Increased overjet showed high percentage as increased overbite in this study; this is a reflection of the higher prevalence of Class II malocclusion among Central Anatolian Turks. Our findings agree with those of Thilander et al3 in Bogotanian adolescents and Ciuffolo et al10 in Italian adolescents where high rates of increased overjet in the permanent dentition were reported. In a Nigerian population, Onyeaso17 stated that increased overjet was not as great as it was in white people.
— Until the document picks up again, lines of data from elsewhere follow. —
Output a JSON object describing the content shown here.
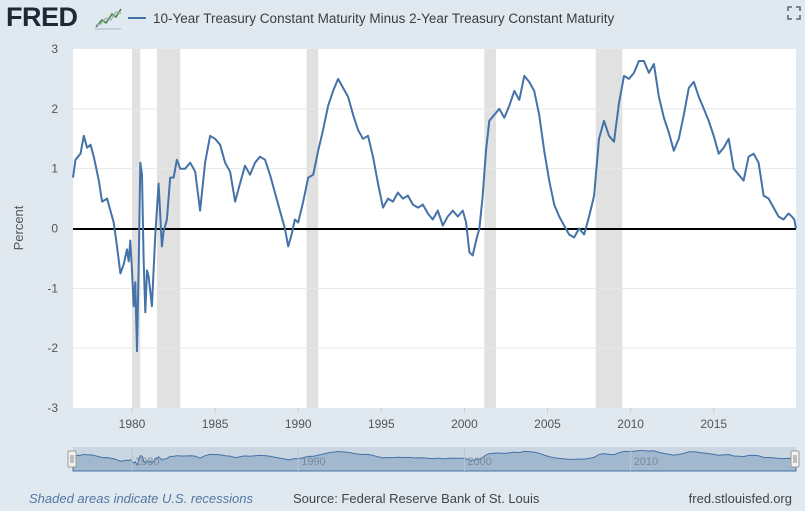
{
  "header": {
    "logo_text": "FRED",
    "series_title": "10-Year Treasury Constant Maturity Minus 2-Year Treasury Constant Maturity",
    "expand_icon": "expand-icon",
    "logo_icon": "line-chart-icon"
  },
  "footer": {
    "recession_note": "Shaded areas indicate U.S. recessions",
    "source": "Source: Federal Reserve Bank of St. Louis",
    "site": "fred.stlouisfed.org"
  },
  "colors": {
    "line": "#4572a7",
    "zero_line": "#000000",
    "recession": "#e1e1e1",
    "background": "#e1e9f0",
    "plot_bg": "#ffffff"
  },
  "chart_data": {
    "type": "line",
    "title": "10-Year Treasury Constant Maturity Minus 2-Year Treasury Constant Maturity",
    "xlabel": "",
    "ylabel": "Percent",
    "xlim": [
      1976.45,
      2019.95
    ],
    "ylim": [
      -3,
      3
    ],
    "y_ticks": [
      3,
      2,
      1,
      0,
      -1,
      -2,
      -3
    ],
    "x_ticks": [
      1980,
      1985,
      1990,
      1995,
      2000,
      2005,
      2010,
      2015
    ],
    "navigator_ticks": [
      1980,
      1990,
      2000,
      2010
    ],
    "grid": "horizontal",
    "zero_line": true,
    "recessions": [
      [
        1980.0,
        1980.5
      ],
      [
        1981.5,
        1982.9
      ],
      [
        1990.5,
        1991.2
      ],
      [
        2001.2,
        2001.9
      ],
      [
        2007.9,
        2009.5
      ]
    ],
    "series": [
      {
        "name": "10-Year Treasury Constant Maturity Minus 2-Year Treasury Constant Maturity",
        "x": [
          1976.45,
          1976.6,
          1976.9,
          1977.1,
          1977.3,
          1977.5,
          1977.7,
          1978.0,
          1978.2,
          1978.5,
          1978.7,
          1978.9,
          1979.1,
          1979.3,
          1979.5,
          1979.7,
          1979.8,
          1979.9,
          1980.0,
          1980.1,
          1980.2,
          1980.3,
          1980.4,
          1980.5,
          1980.6,
          1980.7,
          1980.8,
          1980.9,
          1981.0,
          1981.2,
          1981.4,
          1981.6,
          1981.8,
          1981.9,
          1982.1,
          1982.3,
          1982.5,
          1982.7,
          1982.9,
          1983.2,
          1983.5,
          1983.8,
          1984.1,
          1984.4,
          1984.7,
          1985.0,
          1985.3,
          1985.6,
          1985.9,
          1986.2,
          1986.5,
          1986.8,
          1987.1,
          1987.4,
          1987.7,
          1988.0,
          1988.3,
          1988.6,
          1988.9,
          1989.2,
          1989.4,
          1989.6,
          1989.8,
          1990.0,
          1990.3,
          1990.6,
          1990.9,
          1991.2,
          1991.5,
          1991.8,
          1992.1,
          1992.4,
          1992.7,
          1993.0,
          1993.3,
          1993.6,
          1993.9,
          1994.2,
          1994.5,
          1994.8,
          1995.1,
          1995.4,
          1995.7,
          1996.0,
          1996.3,
          1996.6,
          1996.9,
          1997.2,
          1997.5,
          1997.8,
          1998.1,
          1998.4,
          1998.7,
          1999.0,
          1999.3,
          1999.6,
          1999.9,
          2000.1,
          2000.3,
          2000.5,
          2000.7,
          2000.9,
          2001.1,
          2001.3,
          2001.5,
          2001.8,
          2002.1,
          2002.4,
          2002.7,
          2003.0,
          2003.3,
          2003.6,
          2003.9,
          2004.2,
          2004.5,
          2004.8,
          2005.1,
          2005.4,
          2005.7,
          2006.0,
          2006.3,
          2006.6,
          2006.9,
          2007.2,
          2007.5,
          2007.8,
          2008.1,
          2008.4,
          2008.7,
          2009.0,
          2009.3,
          2009.6,
          2009.9,
          2010.2,
          2010.5,
          2010.8,
          2011.1,
          2011.4,
          2011.7,
          2012.0,
          2012.3,
          2012.6,
          2012.9,
          2013.2,
          2013.5,
          2013.8,
          2014.1,
          2014.4,
          2014.7,
          2015.0,
          2015.3,
          2015.6,
          2015.9,
          2016.2,
          2016.5,
          2016.8,
          2017.1,
          2017.4,
          2017.7,
          2018.0,
          2018.3,
          2018.6,
          2018.9,
          2019.2,
          2019.5,
          2019.7,
          2019.85,
          2019.95
        ],
        "values": [
          0.85,
          1.15,
          1.25,
          1.55,
          1.35,
          1.4,
          1.2,
          0.8,
          0.45,
          0.5,
          0.3,
          0.1,
          -0.3,
          -0.75,
          -0.6,
          -0.35,
          -0.55,
          -0.2,
          -0.7,
          -1.3,
          -0.9,
          -2.05,
          -0.6,
          1.1,
          0.9,
          -0.5,
          -1.4,
          -0.7,
          -0.8,
          -1.3,
          -0.1,
          0.75,
          -0.3,
          -0.05,
          0.15,
          0.85,
          0.85,
          1.15,
          1.0,
          1.0,
          1.1,
          0.95,
          0.3,
          1.1,
          1.55,
          1.5,
          1.4,
          1.1,
          0.95,
          0.45,
          0.75,
          1.05,
          0.9,
          1.1,
          1.2,
          1.15,
          0.9,
          0.6,
          0.3,
          0.0,
          -0.3,
          -0.1,
          0.15,
          0.1,
          0.45,
          0.85,
          0.9,
          1.3,
          1.65,
          2.05,
          2.3,
          2.5,
          2.35,
          2.2,
          1.9,
          1.65,
          1.5,
          1.55,
          1.2,
          0.75,
          0.35,
          0.5,
          0.45,
          0.6,
          0.5,
          0.55,
          0.4,
          0.35,
          0.4,
          0.25,
          0.15,
          0.3,
          0.05,
          0.2,
          0.3,
          0.2,
          0.3,
          0.1,
          -0.4,
          -0.45,
          -0.2,
          0.0,
          0.55,
          1.3,
          1.8,
          1.9,
          2.0,
          1.85,
          2.05,
          2.3,
          2.15,
          2.55,
          2.45,
          2.3,
          1.9,
          1.3,
          0.8,
          0.4,
          0.2,
          0.05,
          -0.1,
          -0.15,
          0.0,
          -0.1,
          0.2,
          0.55,
          1.5,
          1.8,
          1.55,
          1.45,
          2.1,
          2.55,
          2.5,
          2.6,
          2.8,
          2.8,
          2.6,
          2.75,
          2.2,
          1.85,
          1.6,
          1.3,
          1.5,
          1.9,
          2.35,
          2.45,
          2.2,
          2.0,
          1.8,
          1.55,
          1.25,
          1.35,
          1.5,
          1.0,
          0.9,
          0.8,
          1.2,
          1.25,
          1.1,
          0.55,
          0.5,
          0.35,
          0.2,
          0.15,
          0.25,
          0.2,
          0.15,
          0.0
        ]
      }
    ]
  }
}
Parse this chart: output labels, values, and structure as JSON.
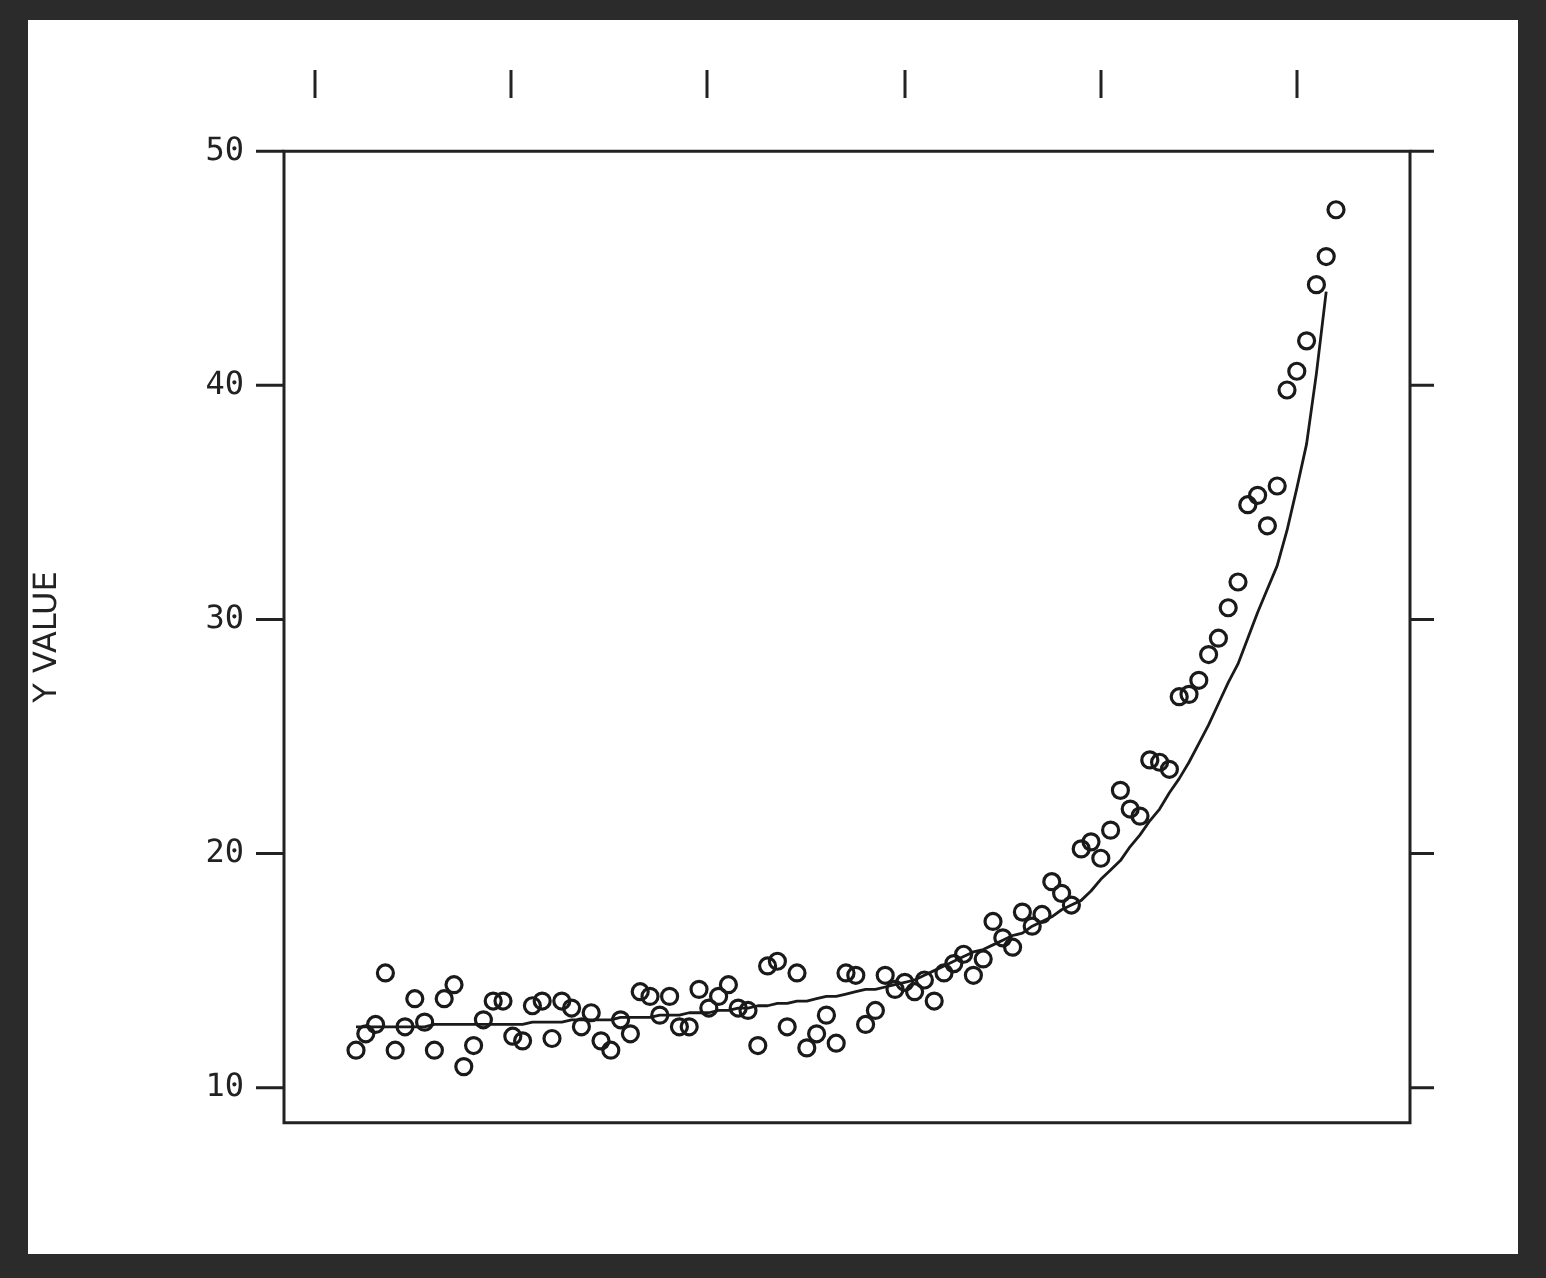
{
  "chart_data": {
    "type": "scatter",
    "ylabel": "Y VALUE",
    "categories": [
      null,
      null,
      null,
      null,
      null,
      null,
      null,
      null,
      null,
      null,
      null,
      null,
      null,
      null,
      null,
      null,
      null,
      null,
      null,
      null,
      null,
      null,
      null,
      null,
      null,
      null,
      null,
      null,
      null,
      null,
      null,
      null,
      null,
      null,
      null,
      null,
      null,
      null,
      null,
      null,
      null,
      null,
      null,
      null,
      null,
      null,
      null,
      null,
      null,
      null,
      null,
      null,
      null,
      null,
      null,
      null,
      null,
      null,
      null,
      null,
      null,
      null,
      null,
      null,
      null,
      null,
      null,
      null,
      null,
      null,
      null,
      null,
      null,
      null,
      null,
      null,
      null,
      null,
      null,
      null,
      null,
      null,
      null,
      null,
      null,
      null,
      null,
      null,
      null,
      null,
      null,
      null,
      null,
      null,
      null,
      null,
      null,
      null,
      null,
      null,
      null
    ],
    "ylim": [
      8.5,
      50
    ],
    "yticks": [
      10,
      20,
      30,
      40,
      50
    ],
    "tick_labels": "y",
    "legend": false,
    "series": [
      {
        "color": "#1a1a1a",
        "marker": "circle",
        "values": [
          11.6,
          12.3,
          12.7,
          14.9,
          11.6,
          12.6,
          13.8,
          12.8,
          11.6,
          13.8,
          14.4,
          10.9,
          11.8,
          12.9,
          13.7,
          13.7,
          12.2,
          12.0,
          13.5,
          13.7,
          12.1,
          13.7,
          13.4,
          12.6,
          13.2,
          12.0,
          11.6,
          12.9,
          12.3,
          14.1,
          13.9,
          13.1,
          13.9,
          12.6,
          12.6,
          14.2,
          13.4,
          13.9,
          14.4,
          13.4,
          13.3,
          11.8,
          15.2,
          15.4,
          12.6,
          14.9,
          11.7,
          12.3,
          13.1,
          11.9,
          14.9,
          14.8,
          12.7,
          13.3,
          14.8,
          14.2,
          14.5,
          14.1,
          14.6,
          13.7,
          14.9,
          15.3,
          15.7,
          14.8,
          15.5,
          17.1,
          16.4,
          16.0,
          17.5,
          16.9,
          17.4,
          18.8,
          18.3,
          17.8,
          20.2,
          20.5,
          19.8,
          21.0,
          22.7,
          21.9,
          21.6,
          24.0,
          23.9,
          23.6,
          26.7,
          26.8,
          27.4,
          28.5,
          29.2,
          30.5,
          31.6,
          34.9,
          35.3,
          34.0,
          35.7,
          39.8,
          40.6,
          41.9,
          44.3,
          45.5,
          47.5
        ]
      },
      {
        "type": "line",
        "color": "#1a1a1a",
        "values": [
          12.6,
          12.6,
          12.6,
          12.6,
          12.6,
          12.6,
          12.6,
          12.6,
          12.7,
          12.7,
          12.7,
          12.7,
          12.7,
          12.7,
          12.7,
          12.7,
          12.7,
          12.7,
          12.8,
          12.8,
          12.8,
          12.8,
          12.9,
          12.9,
          12.9,
          12.9,
          12.9,
          13.0,
          13.0,
          13.0,
          13.0,
          13.1,
          13.1,
          13.1,
          13.2,
          13.2,
          13.2,
          13.3,
          13.3,
          13.4,
          13.4,
          13.5,
          13.5,
          13.6,
          13.6,
          13.7,
          13.7,
          13.8,
          13.9,
          13.9,
          14.0,
          14.1,
          14.2,
          14.2,
          14.3,
          14.4,
          14.5,
          14.6,
          14.8,
          15.0,
          15.2,
          15.4,
          15.6,
          15.8,
          15.9,
          16.1,
          16.3,
          16.5,
          16.6,
          16.9,
          17.1,
          17.3,
          17.6,
          17.8,
          18.0,
          18.4,
          18.9,
          19.3,
          19.7,
          20.3,
          20.8,
          21.4,
          21.9,
          22.6,
          23.2,
          23.9,
          24.7,
          25.5,
          26.4,
          27.3,
          28.1,
          29.2,
          30.3,
          31.3,
          32.3,
          33.8,
          35.6,
          37.5,
          40.5,
          44.0,
          null
        ]
      }
    ]
  }
}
In this study, uni/bilateral posterior crossbite was more frequent than scissor bite and was observed in 9.5% of the sample. This rate was similar to the findings of Ciuffolo et al,10 was higher than Thilander et al.3
Crowding in the anterior segment of one or both arches was the most frequent of all anomalies recorded (65.2%). This finding complied with the results of Thilander et al3 and Lauc.28 Nevertheless, other studies have reported lower rates of anterior crowding located in the mandibular anterior segment.17,25,26 However, anterior crowding was greater in the upper arch than the lower arch, in this study. The National Health and Nutrition Survey III undertaken in the United States between 1989 and 1994 showed a frequency of crowding ranging from 42.3% at ages 8–11 to 54.5% at ages 12–17 which was lower than the frequencies observed in this investigation.24
Thilander et al3 found the prevalence of median diastema in their population to be 13.5% in the early mixed and 4% in the permanent dentition. Lauc28 observed a high rate of midline diastema (45.1%). In contrast, this rate for our study was 7% and the frequency of diastema in Nigeria was 24%.17 Onyeaso indicated that diastema is not regarded as a malocclusion among Nigerians but as a mark of natural beauty.17
It is obvious that several genetic and environmental interacting factors are related to the aetiology of malocclusions. Soft diet, mouth breathing, tongue trusting, sleeping posture, sucking, and other habits as well as specific factors (skeletal growth disturbances, muscle dysfunction, disturbances in embryologic and dental development) interact with heredity in the development of major types of malocclusion.24 The difficulty in separating these factors is obvious: in terms of gene–environment interactions, intraoral environmental change may be a decisive factor but this change may also reveal previously masked genetic effects.30
CONCLUSIONS
The results of this investigation show that Class II Division 1 malocclusion is the most prevalent occlusal pattern among Central Anatolian adolescents and the high values of increased overjet and overbite are a reflection of the high prevalence of Class II malocclusion. In relation to gender, girls had significantly more normal overbite than the boys while boys significantly had more increased overbite than the girls. It is proposed that the genetic influence on development of these occlusal attributes in the connatural population of Anatolia should be the subject of future investigations. Further studies are required to clarify the findings and to provide accurate estimates of the orthodontic treatment need in Turkish adolescents.